Sono questioni già ampiamente trattate, su cui non ho da aggiungere nulla di nuovo.
[2] Cfr. Ch. Bouleau, La geometria segreta dei pittori, Electa, Milano 1996, p. 229 sgg.
[3] In proposito, cfr. Gustav René Hocke, Malerei der Gegenwart. Der Neo-Manierismus. Von
Surrealismus zur Meditation, Limes Verlag, Wiesbaden und München 1975 e Achille Bomito
Oliva, L'ideologia del traditore. Arte, maniera, manierismo, Electa, Milano 1998.
[4] La tradizione vuole che lo scopritore dei numeri irrazionali e divulgatore della teoria fosse
condannato dagli dei e flagellato in eterno dalle onde. Cfr. Egmont Colerus, Piccola storia della
matematica. Da Pitagora a Hilbert, Einaudi, Torino 1949, p. 29.
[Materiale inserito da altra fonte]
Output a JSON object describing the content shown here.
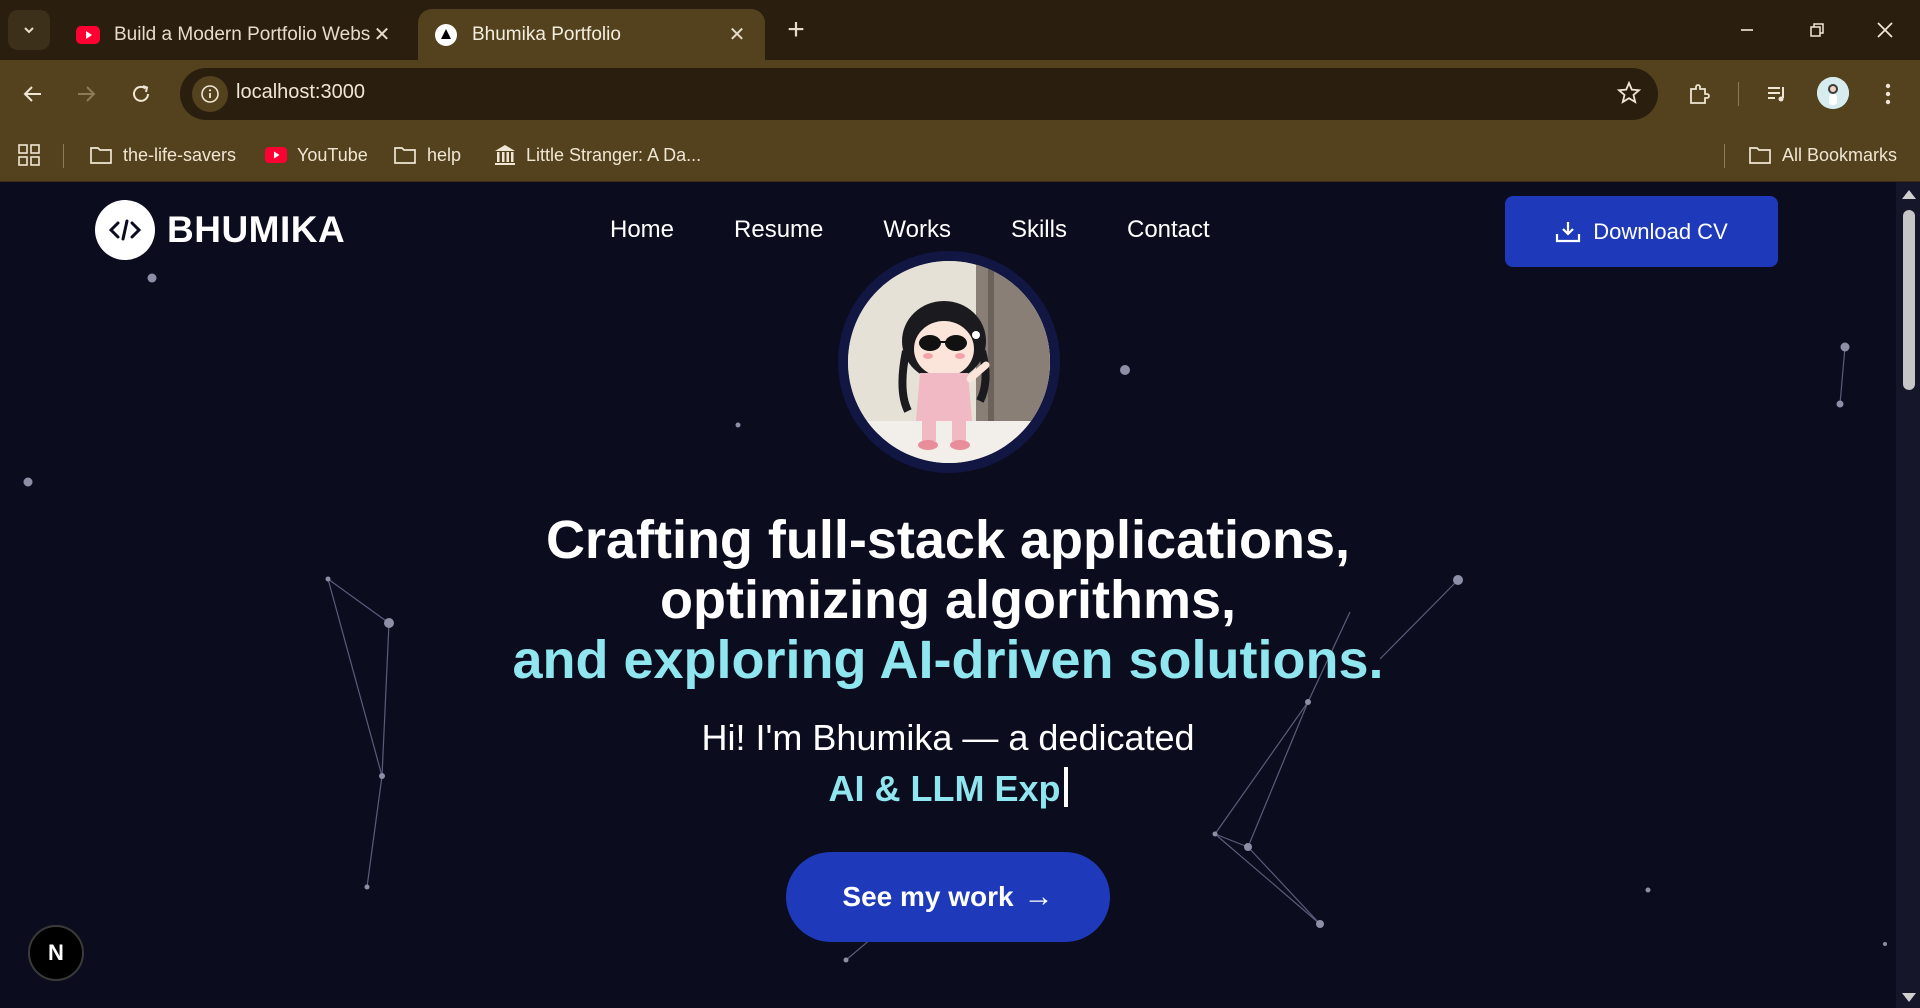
{
  "browser": {
    "tabs": [
      {
        "title": "Build a Modern Portfolio Website",
        "favicon": "youtube-icon",
        "active": false
      },
      {
        "title": "Bhumika Portfolio",
        "favicon": "nextjs-icon",
        "active": true
      }
    ],
    "address": "localhost:3000",
    "bookmarks": [
      {
        "label": "the-life-savers",
        "icon": "folder-icon"
      },
      {
        "label": "YouTube",
        "icon": "youtube-icon"
      },
      {
        "label": "help",
        "icon": "folder-icon"
      },
      {
        "label": "Little Stranger: A Da...",
        "icon": "museum-icon"
      }
    ],
    "all_bookmarks": "All Bookmarks"
  },
  "site": {
    "logo_text": "BHUMIKA",
    "nav": [
      "Home",
      "Resume",
      "Works",
      "Skills",
      "Contact"
    ],
    "cv_button": "Download CV",
    "headline_line1": "Crafting full-stack applications,",
    "headline_line2": "optimizing algorithms,",
    "headline_line3": "and exploring AI-driven solutions.",
    "intro": "Hi! I'm Bhumika — a dedicated",
    "typed_text": "AI & LLM Exp",
    "cta_button": "See my work",
    "cta_arrow": "→",
    "dev_badge": "N"
  },
  "colors": {
    "accent": "#8fe6ef",
    "button": "#1e3aba",
    "page_bg": "#0c0c1f",
    "chrome": "#54421e"
  }
}
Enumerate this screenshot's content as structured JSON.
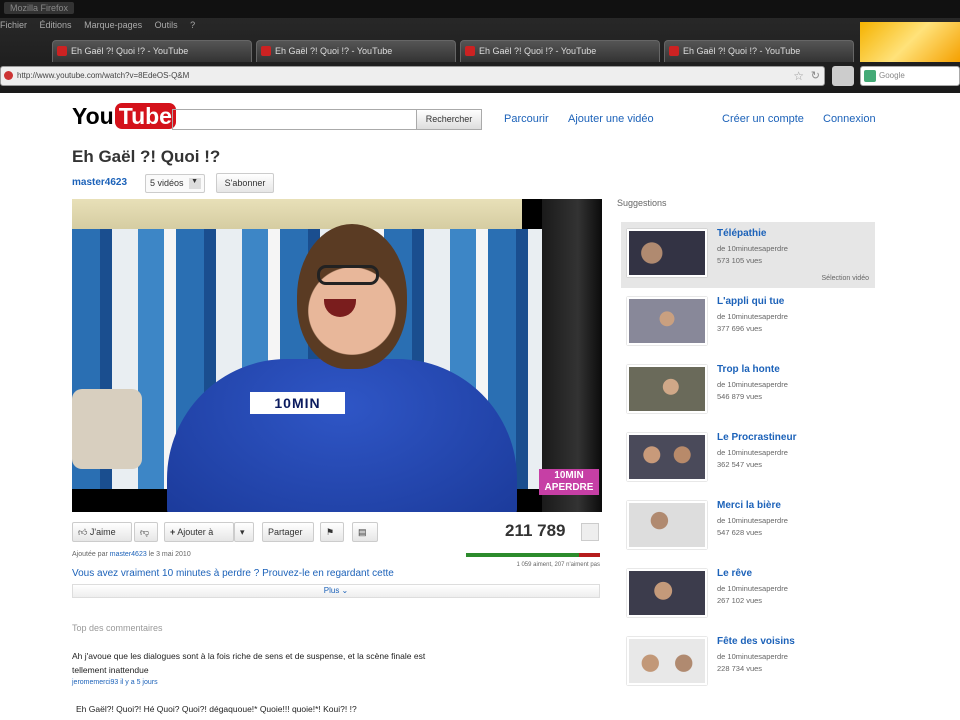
{
  "browser": {
    "window_title": "Mozilla Firefox",
    "menu": [
      "Fichier",
      "Éditions",
      "Marque-pages",
      "Outils",
      "?"
    ],
    "tabs": [
      "Eh Gaël ?! Quoi !? - YouTube",
      "Eh Gaël ?! Quoi !? - YouTube",
      "Eh Gaël ?! Quoi !? - YouTube",
      "Eh Gaël ?! Quoi !? - YouTube"
    ],
    "url": "http://www.youtube.com/watch?v=8EdeOS-Q&M",
    "search_placeholder": "Google"
  },
  "header": {
    "logo_you": "You",
    "logo_tube": "Tube",
    "search_button": "Rechercher",
    "browse": "Parcourir",
    "upload": "Ajouter une vidéo",
    "create_account": "Créer un compte",
    "login": "Connexion"
  },
  "video": {
    "title": "Eh Gaël ?! Quoi !?",
    "channel": "master4623",
    "videos_count": "5 vidéos",
    "subscribe": "S'abonner",
    "shirt_text": "10MIN",
    "watermark": "10MIN\nAPERDRE",
    "views": "211 789",
    "uploaded_prefix": "Ajoutée par",
    "uploaded_by": "master4623",
    "uploaded_date": "le 3 mai 2010",
    "likes_text": "1 059 aiment, 207 n'aiment pas",
    "like_ratio": 0.84,
    "description": "Vous avez vraiment 10 minutes à perdre ? Prouvez-le en regardant cette",
    "more": "Plus"
  },
  "actions": {
    "like": "J'aime",
    "add_to": "Ajouter à",
    "share": "Partager"
  },
  "comments": {
    "heading": "Top des commentaires",
    "top_text": "Ah j'avoue que les dialogues sont à la fois riche de sens et de suspense, et la scène finale est tellement inattendue",
    "top_meta": "jeromemerci93 il y a 5 jours",
    "second_text": "Eh Gaël?! Quoi?! Hé Quoi? Quoi?! dégaquoue!* Quoie!!! quoie!*! Koui?! !?"
  },
  "suggestions": {
    "heading": "Suggestions",
    "selected_label": "Sélection vidéo",
    "items": [
      {
        "title": "Télépathie",
        "by": "de 10minutesaperdre",
        "views": "573 105 vues"
      },
      {
        "title": "L'appli qui tue",
        "by": "de 10minutesaperdre",
        "views": "377 696 vues"
      },
      {
        "title": "Trop la honte",
        "by": "de 10minutesaperdre",
        "views": "546 879 vues"
      },
      {
        "title": "Le Procrastineur",
        "by": "de 10minutesaperdre",
        "views": "362 547 vues"
      },
      {
        "title": "Merci la bière",
        "by": "de 10minutesaperdre",
        "views": "547 628 vues"
      },
      {
        "title": "Le rêve",
        "by": "de 10minutesaperdre",
        "views": "267 102 vues"
      },
      {
        "title": "Fête des voisins",
        "by": "de 10minutesaperdre",
        "views": "228 734 vues"
      }
    ]
  }
}
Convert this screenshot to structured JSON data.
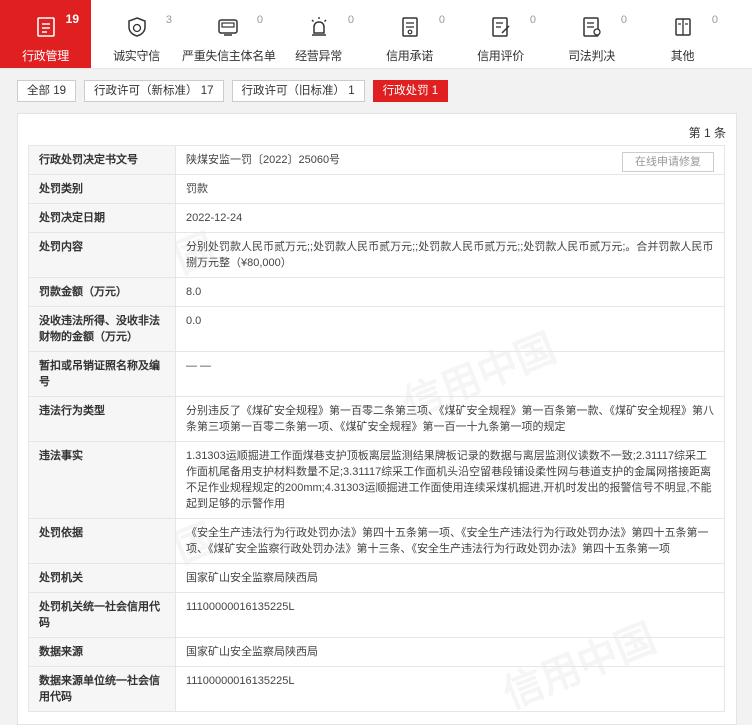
{
  "nav": [
    {
      "label": "行政管理",
      "count": "19",
      "icon": "doc-list-icon",
      "active": true
    },
    {
      "label": "诚实守信",
      "count": "3",
      "icon": "shield-check-icon",
      "active": false
    },
    {
      "label": "严重失信主体名单",
      "count": "0",
      "icon": "blacklist-icon",
      "active": false
    },
    {
      "label": "经营异常",
      "count": "0",
      "icon": "alarm-icon",
      "active": false
    },
    {
      "label": "信用承诺",
      "count": "0",
      "icon": "promise-doc-icon",
      "active": false
    },
    {
      "label": "信用评价",
      "count": "0",
      "icon": "evaluation-icon",
      "active": false
    },
    {
      "label": "司法判决",
      "count": "0",
      "icon": "judgement-icon",
      "active": false
    },
    {
      "label": "其他",
      "count": "0",
      "icon": "book-icon",
      "active": false
    }
  ],
  "subtabs": [
    {
      "label": "全部  19",
      "active": false
    },
    {
      "label": "行政许可（新标准）  17",
      "active": false
    },
    {
      "label": "行政许可（旧标准）  1",
      "active": false
    },
    {
      "label": "行政处罚  1",
      "active": true
    }
  ],
  "page_label": "第 1 条",
  "repair_button": "在线申请修复",
  "watermark": "信用中国",
  "colors": {
    "accent": "#e02020"
  },
  "rows": [
    {
      "key": "行政处罚决定书文号",
      "value": "陕煤安监一罚〔2022〕25060号"
    },
    {
      "key": "处罚类别",
      "value": "罚款"
    },
    {
      "key": "处罚决定日期",
      "value": "2022-12-24"
    },
    {
      "key": "处罚内容",
      "value": "分别处罚款人民币贰万元;;处罚款人民币贰万元;;处罚款人民币贰万元;;处罚款人民币贰万元;。合并罚款人民币捌万元整（¥80,000）"
    },
    {
      "key": "罚款金额（万元）",
      "value": "8.0"
    },
    {
      "key": "没收违法所得、没收非法财物的金额（万元）",
      "value": "0.0"
    },
    {
      "key": "暂扣或吊销证照名称及编号",
      "value": "— —"
    },
    {
      "key": "违法行为类型",
      "value": "分别违反了《煤矿安全规程》第一百零二条第三项、《煤矿安全规程》第一百条第一款、《煤矿安全规程》第八条第三项第一百零二条第一项、《煤矿安全规程》第一百一十九条第一项的规定"
    },
    {
      "key": "违法事实",
      "value": "1.31303运顺掘进工作面煤巷支护顶板离层监测结果牌板记录的数据与离层监测仪读数不一致;2.31117综采工作面机尾备用支护材料数量不足;3.31117综采工作面机头沿空留巷段铺设柔性网与巷道支护的金属网搭接距离不足作业规程规定的200mm;4.31303运顺掘进工作面使用连续采煤机掘进,开机时发出的报警信号不明显,不能起到足够的示警作用"
    },
    {
      "key": "处罚依据",
      "value": "《安全生产违法行为行政处罚办法》第四十五条第一项、《安全生产违法行为行政处罚办法》第四十五条第一项、《煤矿安全监察行政处罚办法》第十三条、《安全生产违法行为行政处罚办法》第四十五条第一项"
    },
    {
      "key": "处罚机关",
      "value": "国家矿山安全监察局陕西局"
    },
    {
      "key": "处罚机关统一社会信用代码",
      "value": "11100000016135225L"
    },
    {
      "key": "数据来源",
      "value": "国家矿山安全监察局陕西局"
    },
    {
      "key": "数据来源单位统一社会信用代码",
      "value": "11100000016135225L"
    }
  ]
}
[5] De Chirico sottolinea questo aspetto. Cfr Claudio Strinati, in Magritte. La storia centrale,
(Catalogo in occasione della mostra), Skira, Ginevra-Milano 2001, p. 9.
[6] Il circuito naso-pipa del fumo, come i percorsi autoreferenziali di Escher o il ciclo dove una
colatura si erge a candela, che si scioglie a sua volta in colatura, in La lampe philosophique.
Sull'artista olandese Maurits C. Escher e le sue rappresentazioni in geometrie non euclidee, cfr.
Roger Penrose, La mente nuova dell'imperatore, Rizzoli, Milano 1992, p.207 sg.
[7] P. es. la convessità assolutamente 'polita' del sonaglio e la sua fenditura.
[8] In questo senso ci si può forse anche riferire al concetto di pittura 'oggettrice', espresso da Pierre
Sterckx, I canti d'amore di una storia centrale, in Magritte. La storia centrale, cit., p. 21 sgg.
[9] Sterckx parla di memoria come 'finzione' retroattiva, che appartiene al regno della Phantasia,
cioè dell'immaginazione. Cfr. Op. cit. La cornice vuota e il fondo monocromatico (ivi, p. 30),
proprio perché privi di relazione allusiva che ponga in relazione col passato, privi di immagine con
cui proiettarsi nella memoria, sono e alludono insieme al 'quadro perfetto', perché in esso si
compirebbe l'unificazione di immagine e ricordo e l'annullamento, la scomparsa, della totalità del
problema del rapporto ragione-immagine, da un lato, e del radicamento nell'inconscio, dall'altro.